Ağızlarında kanlı bıçaklar
Simsiyah atlar üzerinde geldiler,
Ve çekirge sürülerine benzer
Kara bir bulut gibi
İndiler adamıza
Ağaçları kemirdiler
Bahçelerimizi kuruttular
Sütsüz bıraktılar bebelerimizi…
*
Onlar yağmaladılar evlerimizi
Sevincimizi acıya çevirdiler.
Kuşları kaçırdılar
Suyumuzu zehirlediler
Kirlettiler denizimizi…
*
Onlar güçtüler
Onlar kaba kuvvettiler
Onlar doğduğumuz topraklarda
Soluk almamızı engellediler
Onlar yurdumuzdan soğutup
Kaçırdılar bizi…
***
Hep sonradan gelir Kıbrıslının aklı başına, hep sonradan!
Dr. Küçük’ün de sonradan geldi aklı başına…
İşgalin dördüncü yılı dolmadan, 25 Mayıs 1978 tarihinde kendi imzasıyla Dr. Fazıl Küçük, Halkın Sesi Gazetesi’nde ‘GERİ GÖNDERİLMELİ’ başlığıyla Türkiye’den taşınan yerleşimci sömürgeci nüfusun geldikleri yerlere geri gönderilmesi için Bülent Ecevit’e şöyle der:
‘‘SAYIN ECEVİT HÜKÜMETİNDEN RİCAMIZ, KURTARDIKLARI BU ADAYI YİNE KENDİ ELLERİYLE MEZAR YAPMASIN’’…
İşgalin dördüncü yılında yerleşik nüfusun geri gönderilmesini isteyen Dr. Küçük’ü İsmet Paşa 9 Mart 1964 gönderdiği mektupla, terk ettiğiniz Kıbrıs Cumhuriyeti makamlarına geri dönün diye uyarmıştı:
“…Türkler Kıbrıs devlet teşkilatındaki görevlerini ve yerlerini almamağa devam ederlerse Kıbrıs Rumlarının devlet işlerini tek başlarına ve Türk hak ve menfaatleri zararına yürütmeleri karşısında, tarafımızdan yapılacak itiraz ve şikayetleri cihan efkarı haklı bulmayacaktır.”
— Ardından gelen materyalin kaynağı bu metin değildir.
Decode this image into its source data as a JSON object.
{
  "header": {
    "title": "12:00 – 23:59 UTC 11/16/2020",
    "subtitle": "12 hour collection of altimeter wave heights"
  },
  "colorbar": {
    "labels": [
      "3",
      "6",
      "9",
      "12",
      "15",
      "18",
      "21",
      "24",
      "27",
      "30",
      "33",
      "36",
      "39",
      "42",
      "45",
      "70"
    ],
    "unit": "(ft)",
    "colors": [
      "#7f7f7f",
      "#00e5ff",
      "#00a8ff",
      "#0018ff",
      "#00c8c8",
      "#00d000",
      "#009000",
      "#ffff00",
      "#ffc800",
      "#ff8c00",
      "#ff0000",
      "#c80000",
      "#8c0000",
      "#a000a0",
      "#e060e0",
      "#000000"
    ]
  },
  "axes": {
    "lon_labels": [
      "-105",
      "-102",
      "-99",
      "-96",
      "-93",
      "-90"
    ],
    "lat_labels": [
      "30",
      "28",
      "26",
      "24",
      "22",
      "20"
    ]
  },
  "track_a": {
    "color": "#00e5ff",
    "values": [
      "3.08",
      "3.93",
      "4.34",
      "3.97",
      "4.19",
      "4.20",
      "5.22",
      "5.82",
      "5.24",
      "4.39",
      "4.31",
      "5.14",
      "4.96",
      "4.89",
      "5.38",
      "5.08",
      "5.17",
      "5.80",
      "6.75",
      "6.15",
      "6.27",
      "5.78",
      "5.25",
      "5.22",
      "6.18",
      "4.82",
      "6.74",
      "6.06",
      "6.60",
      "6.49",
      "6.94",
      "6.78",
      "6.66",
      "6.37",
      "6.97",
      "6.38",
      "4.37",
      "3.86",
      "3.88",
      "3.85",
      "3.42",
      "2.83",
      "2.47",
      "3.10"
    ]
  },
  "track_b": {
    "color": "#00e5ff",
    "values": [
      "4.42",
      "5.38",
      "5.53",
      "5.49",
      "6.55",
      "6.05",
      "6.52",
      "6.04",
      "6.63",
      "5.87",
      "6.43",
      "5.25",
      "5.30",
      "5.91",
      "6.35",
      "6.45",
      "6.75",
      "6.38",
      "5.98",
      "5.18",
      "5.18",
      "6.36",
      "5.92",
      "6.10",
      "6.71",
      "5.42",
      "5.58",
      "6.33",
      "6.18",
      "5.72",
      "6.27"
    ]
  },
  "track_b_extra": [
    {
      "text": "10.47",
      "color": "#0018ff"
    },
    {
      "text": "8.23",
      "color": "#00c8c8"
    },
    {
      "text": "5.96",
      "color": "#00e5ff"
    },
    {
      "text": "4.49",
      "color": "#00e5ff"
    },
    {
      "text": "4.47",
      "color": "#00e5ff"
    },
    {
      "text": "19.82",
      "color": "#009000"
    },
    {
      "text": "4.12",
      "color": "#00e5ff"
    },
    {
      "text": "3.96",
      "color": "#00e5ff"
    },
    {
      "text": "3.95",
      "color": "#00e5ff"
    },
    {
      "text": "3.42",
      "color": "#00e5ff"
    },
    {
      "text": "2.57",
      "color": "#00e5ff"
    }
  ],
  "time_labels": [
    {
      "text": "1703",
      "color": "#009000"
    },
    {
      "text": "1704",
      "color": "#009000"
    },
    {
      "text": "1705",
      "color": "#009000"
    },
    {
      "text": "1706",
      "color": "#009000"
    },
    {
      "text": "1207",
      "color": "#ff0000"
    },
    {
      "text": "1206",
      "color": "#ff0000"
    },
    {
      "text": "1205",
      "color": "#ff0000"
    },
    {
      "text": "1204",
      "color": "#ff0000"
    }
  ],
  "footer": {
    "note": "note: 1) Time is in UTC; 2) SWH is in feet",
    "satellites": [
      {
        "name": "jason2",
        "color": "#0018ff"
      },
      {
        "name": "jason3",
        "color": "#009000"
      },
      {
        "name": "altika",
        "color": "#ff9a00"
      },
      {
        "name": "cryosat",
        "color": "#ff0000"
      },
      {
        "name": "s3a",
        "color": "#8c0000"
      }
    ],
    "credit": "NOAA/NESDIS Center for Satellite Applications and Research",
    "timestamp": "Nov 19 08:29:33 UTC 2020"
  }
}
Dr. Küçük, İsmet Paşa’nın uyarısını başını iki elinin arasına alıp, hiç düşünmeden 10 Mart 1964 tarihli mektupla reddeder:
‘‘Cumhur Başkan Muavini ve gerekse Türk vekiller, mebuslar ve memurlar devlet teşkilatındaki vazifeleri başına dönmemeğe azimlidirler. Dönme mecburiyeti hasıl alacak olursa Cumhurbaşkan Muavini, vekiller ve mebuslar istifa etmeğe kararlıdırlar. Anavatan Hükümetimiz Rumlarla işbirliği yapılması fikrinde ısrar edecek olursa hiç olmazsa bunu açığa vurmadan işbaşında olanlar hakkında bir siyasi melce temin etmek imkanlarının araştırılması istirham olunur’’…
‘‘Kıbrıs Cumhuriyeti’ndeki makamlarımıza dönmemekte azimliyiz’’ diyen Dr. Küçük’ün izinden gidenler de 1964’ten beridir, ‘‘Rumlar bizi cumhuriyetten attı, haklarımızı gasp etti’’ diye mağduru oynayarak, dünya karşısında maskara olup ‘diplomasi’ yaptığını zanneder!
Dr. Küçük İsmet Paşa’nın uyarısını dinlemedi, Ecevit’e de gönderdiği nüfusu geri alması için yalvardı:
‘‘SAYIN ECEVİT HÜKÜMETİNDEN RİCAMIZ, KURTARDIKLARI BU ADAYI YİNE KENDİ ELLERİYLE MEZAR YAPMASIN’’…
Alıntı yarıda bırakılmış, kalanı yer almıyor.